Momma’s legacy are lessons for my entrepreneurship
As the founder of a new startup, there are days I want to give up, and there are days when I’d rather embrace failure but just when I’m on the verge of feeling like I can’t take another roadblock, take another exhausting moment of systemic racism, another anti-fat, anti-black, anti-queer act of micro aggression, a small voice inside of me give thanks to my momma’s cotton pickin’ story. And what used to be annoying as a kid, is now as an adult my mantra for living, my mantra for overcoming, and my mantra for entrepreneurship.
It’s true, I have to work my day job as I build my outdoor brand and I feel frustrated about it. But then I realize it’s similar but not exactly the same as my mother having to pick cotton.

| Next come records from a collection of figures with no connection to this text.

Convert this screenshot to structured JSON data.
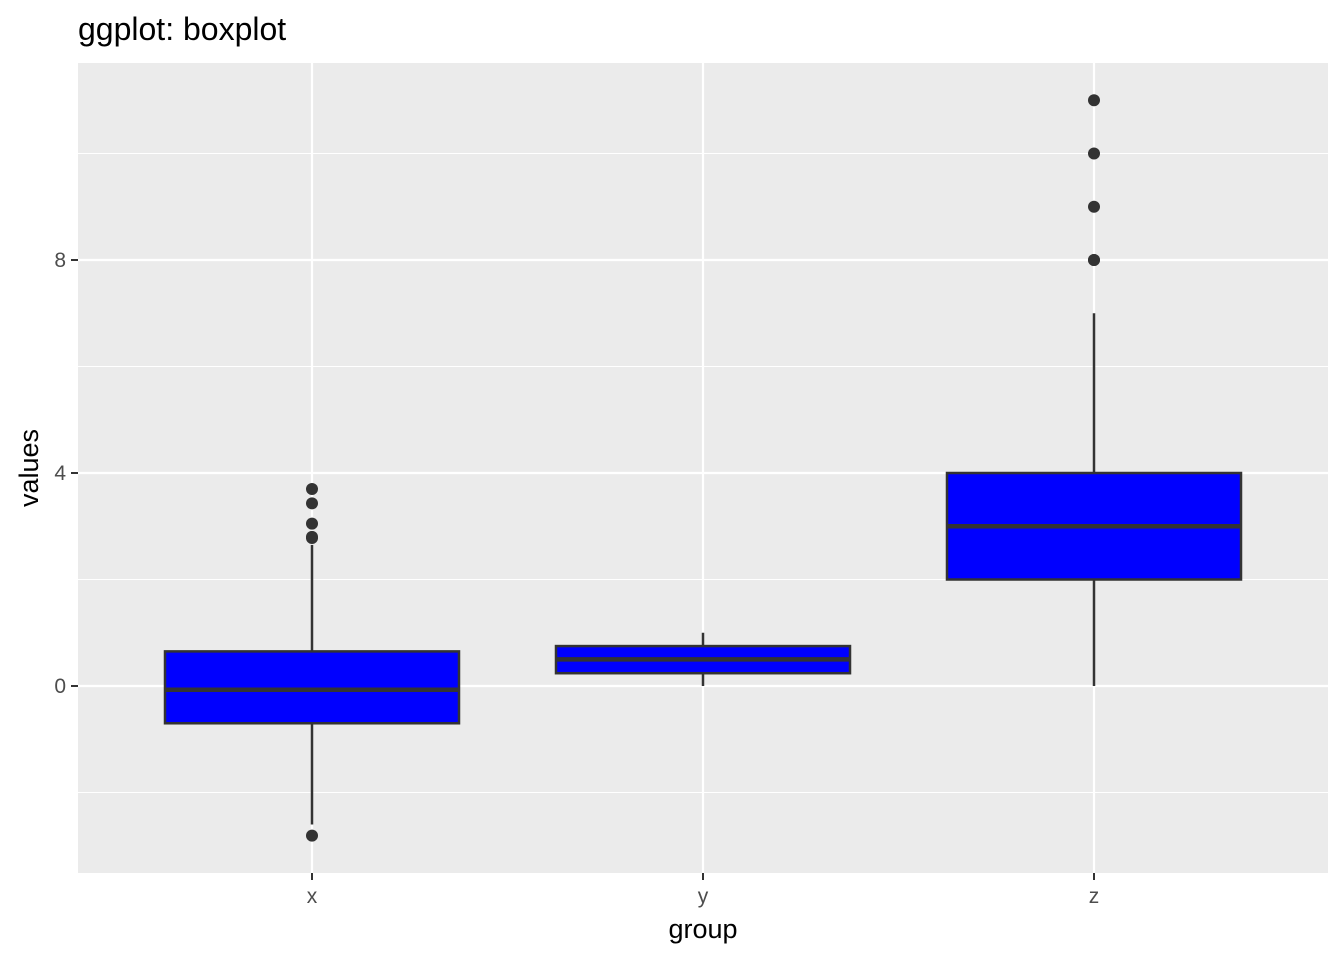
{
  "chart_data": {
    "type": "boxplot",
    "title": "ggplot: boxplot",
    "xlabel": "group",
    "ylabel": "values",
    "categories": [
      "x",
      "y",
      "z"
    ],
    "y_ticks": [
      0,
      4,
      8
    ],
    "y_tick_labels": [
      "0",
      "4",
      "8"
    ],
    "ylim": [
      -3.5,
      11.7
    ],
    "grid": true,
    "boxes": [
      {
        "category": "x",
        "whisker_low": -2.6,
        "q1": -0.7,
        "median": -0.07,
        "q3": 0.65,
        "whisker_high": 2.65,
        "outliers": [
          -2.81,
          2.78,
          2.8,
          3.05,
          3.43,
          3.7
        ]
      },
      {
        "category": "y",
        "whisker_low": 0.0,
        "q1": 0.24,
        "median": 0.5,
        "q3": 0.75,
        "whisker_high": 1.0,
        "outliers": []
      },
      {
        "category": "z",
        "whisker_low": 0.0,
        "q1": 2.0,
        "median": 3.0,
        "q3": 4.0,
        "whisker_high": 7.0,
        "outliers": [
          8,
          8,
          9,
          10,
          11
        ]
      }
    ],
    "colors": {
      "panel_background": "#EBEBEB",
      "grid_major": "#FFFFFF",
      "grid_minor": "#F5F5F5",
      "box_fill": "#0000FF",
      "box_outline": "#333333",
      "outlier": "#333333",
      "tick_mark": "#333333"
    }
  }
}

Yet I use her story to inspire me and help me get through the tough times. The blessing is that my momma's cotton-pickin’ story means I have no excuse and means that no matter what comes my way I can make it, I will make it and that I have my mother to thank.
At the heart of my mother’s story are a bit of agency and the capacity to see an impossible future. She could have easily given up on getting an education. She could have rightfully not spent her evenings on homework after a long day in the cotton field. She could have allowed her experience with sharecropping to be the reason why she couldn’t go north or do more with her life. She could have taken the circumstances of her situation and played the victim. When I’m introspective, I realize she could have made so many choices that would have ended up with me not even existing but it was God’s plan for her to beat the odds. It was God’s plan for me to share her amazing story with the world because its life lived that needs to be told.
I came across a quote, the author is unknown but it sums up what my brother and I must’ve felt that day about our mother’s cotton pickin’ story, if we had known what we know now, we would have picked our own cotton.